A book that was 10 years overdue was turned in to the Ventura County library system under a fine amnesty that began this week. The title: “How to Look 10 Years Younger.”
“The book definitely must teach people how to look 10 years younger because it’s in absolutely perfect condition,” librarian Robin Middleton said.
Hundreds of overdue books checked out of the library are making their way back onto shelves since the library declared a three-week amnesty on overdue books. When the amnesty period ends Jan. 31, the library will impose one of the highest late fees in the state. Library officials also will hire a collection agency to retrieve long-overdue books.
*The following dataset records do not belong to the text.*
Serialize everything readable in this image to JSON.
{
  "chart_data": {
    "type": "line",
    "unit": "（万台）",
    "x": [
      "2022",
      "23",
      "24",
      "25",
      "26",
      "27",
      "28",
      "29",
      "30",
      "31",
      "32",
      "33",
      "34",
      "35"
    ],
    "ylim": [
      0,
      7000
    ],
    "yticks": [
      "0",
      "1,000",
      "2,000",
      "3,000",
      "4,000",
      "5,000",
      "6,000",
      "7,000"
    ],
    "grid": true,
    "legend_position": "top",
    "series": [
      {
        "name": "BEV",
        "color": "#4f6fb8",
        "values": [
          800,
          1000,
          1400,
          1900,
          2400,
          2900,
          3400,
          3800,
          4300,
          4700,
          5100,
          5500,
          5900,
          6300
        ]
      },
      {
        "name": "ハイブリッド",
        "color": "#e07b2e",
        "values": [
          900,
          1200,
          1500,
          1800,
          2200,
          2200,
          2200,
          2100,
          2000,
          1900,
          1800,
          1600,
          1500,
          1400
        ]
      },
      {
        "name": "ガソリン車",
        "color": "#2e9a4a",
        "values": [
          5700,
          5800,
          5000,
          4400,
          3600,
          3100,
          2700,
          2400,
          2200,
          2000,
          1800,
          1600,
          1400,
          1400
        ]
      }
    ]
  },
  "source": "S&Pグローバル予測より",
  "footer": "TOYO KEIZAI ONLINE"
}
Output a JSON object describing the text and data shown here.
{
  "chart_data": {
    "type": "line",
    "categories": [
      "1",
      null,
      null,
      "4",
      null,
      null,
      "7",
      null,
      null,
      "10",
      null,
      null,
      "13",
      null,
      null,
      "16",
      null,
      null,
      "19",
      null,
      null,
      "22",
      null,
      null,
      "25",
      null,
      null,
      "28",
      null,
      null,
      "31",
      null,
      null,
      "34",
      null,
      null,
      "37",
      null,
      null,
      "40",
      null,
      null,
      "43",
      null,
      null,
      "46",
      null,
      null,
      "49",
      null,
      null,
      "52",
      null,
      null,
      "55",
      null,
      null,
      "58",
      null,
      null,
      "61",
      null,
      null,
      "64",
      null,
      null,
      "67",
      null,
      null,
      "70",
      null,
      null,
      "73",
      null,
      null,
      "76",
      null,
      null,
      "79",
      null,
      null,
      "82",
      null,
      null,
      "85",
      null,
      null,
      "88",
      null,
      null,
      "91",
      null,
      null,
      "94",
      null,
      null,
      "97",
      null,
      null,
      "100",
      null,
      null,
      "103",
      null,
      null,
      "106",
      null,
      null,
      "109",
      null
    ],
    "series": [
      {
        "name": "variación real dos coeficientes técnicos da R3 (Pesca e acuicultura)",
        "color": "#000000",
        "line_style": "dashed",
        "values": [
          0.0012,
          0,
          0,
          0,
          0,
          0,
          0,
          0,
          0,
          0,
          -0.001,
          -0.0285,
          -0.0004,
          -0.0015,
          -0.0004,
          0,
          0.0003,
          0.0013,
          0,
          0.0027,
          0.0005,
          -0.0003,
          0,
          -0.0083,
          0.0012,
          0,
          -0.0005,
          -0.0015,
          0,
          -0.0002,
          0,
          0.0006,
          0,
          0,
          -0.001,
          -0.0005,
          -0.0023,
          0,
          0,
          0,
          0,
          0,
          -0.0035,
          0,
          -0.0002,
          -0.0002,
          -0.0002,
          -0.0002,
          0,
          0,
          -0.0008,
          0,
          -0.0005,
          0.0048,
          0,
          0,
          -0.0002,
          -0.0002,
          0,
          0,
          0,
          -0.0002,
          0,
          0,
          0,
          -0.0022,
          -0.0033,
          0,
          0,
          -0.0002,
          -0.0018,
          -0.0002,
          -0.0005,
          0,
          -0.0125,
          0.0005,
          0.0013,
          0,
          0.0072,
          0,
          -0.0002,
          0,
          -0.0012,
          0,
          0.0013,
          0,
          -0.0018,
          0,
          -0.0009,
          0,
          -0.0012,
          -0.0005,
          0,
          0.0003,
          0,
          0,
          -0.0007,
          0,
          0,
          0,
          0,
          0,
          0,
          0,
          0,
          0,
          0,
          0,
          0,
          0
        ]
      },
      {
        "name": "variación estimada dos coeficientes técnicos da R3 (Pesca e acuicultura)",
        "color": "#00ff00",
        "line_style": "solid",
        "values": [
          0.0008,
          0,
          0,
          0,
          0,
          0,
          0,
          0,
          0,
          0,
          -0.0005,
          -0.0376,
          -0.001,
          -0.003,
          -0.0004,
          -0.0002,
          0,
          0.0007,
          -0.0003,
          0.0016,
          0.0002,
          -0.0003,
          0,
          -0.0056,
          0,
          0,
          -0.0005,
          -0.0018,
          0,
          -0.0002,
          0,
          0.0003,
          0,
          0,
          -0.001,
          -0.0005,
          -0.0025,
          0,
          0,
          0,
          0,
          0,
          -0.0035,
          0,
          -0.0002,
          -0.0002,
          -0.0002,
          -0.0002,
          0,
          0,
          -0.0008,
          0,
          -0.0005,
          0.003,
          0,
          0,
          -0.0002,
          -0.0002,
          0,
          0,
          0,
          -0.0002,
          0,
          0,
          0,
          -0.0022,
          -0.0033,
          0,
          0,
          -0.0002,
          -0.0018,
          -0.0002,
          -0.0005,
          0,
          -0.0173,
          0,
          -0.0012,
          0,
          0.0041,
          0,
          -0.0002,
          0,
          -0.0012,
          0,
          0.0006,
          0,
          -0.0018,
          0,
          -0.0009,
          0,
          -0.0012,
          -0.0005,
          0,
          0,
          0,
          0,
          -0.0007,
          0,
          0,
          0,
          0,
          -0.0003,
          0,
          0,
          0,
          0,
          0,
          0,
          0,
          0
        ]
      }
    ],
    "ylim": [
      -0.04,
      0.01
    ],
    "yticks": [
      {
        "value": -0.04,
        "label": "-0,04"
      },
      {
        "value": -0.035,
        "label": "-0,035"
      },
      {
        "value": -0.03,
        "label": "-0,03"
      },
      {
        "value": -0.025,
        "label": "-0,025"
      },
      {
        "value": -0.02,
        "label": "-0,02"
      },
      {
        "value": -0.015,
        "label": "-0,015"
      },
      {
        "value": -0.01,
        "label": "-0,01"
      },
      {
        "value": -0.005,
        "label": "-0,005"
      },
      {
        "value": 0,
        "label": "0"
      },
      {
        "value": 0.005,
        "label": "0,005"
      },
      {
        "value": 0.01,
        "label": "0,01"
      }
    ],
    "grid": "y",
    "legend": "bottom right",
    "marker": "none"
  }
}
Alan Langville, community libraries manager, said fines are not being doubled to 20 cents a day to raise revenues. The fines account for only about $100,000 of the library system’s $9-million annual budget, he added.
“Our overdue rate is far too high. About 12% of the books out are overdue,” Langville said. “The bottom line is we want our books back.”
In waiving the late fees, the system will lose about $6,000 but regain many titles written off as lost, he said.
The longest-overdue book turned in so far is a novel returned this week to the Prueter Library in Port Hueneme. It was checked out in February, 1981.
At 20 cents per day, the county’s new fines will be twice those of the Oxnard and Thousand Oaks municipal libraries. The Oxnard library charges 2 cents a day for children’s books.
Collin Clark, statistics data coordinator for the state library in Sacramento, said he has never heard of any California public library charging more than 10 cents a day in fines, but said the increase is not unjustifiable given the increased cost of books since the Ventura County system last raised fines, in 1980.
The maximum fine imposed by the county system--now $3--will double also, but will still be lower than the Thousand Oaks Library’s $10 maximum fine and comparable to Oxnard’s $5 maximum fine on adult titles.
Library officials have been phoning borrowers who have long-overdue books and said they expect a far greater number of titles to be returned as more patrons become aware of the amnesty program.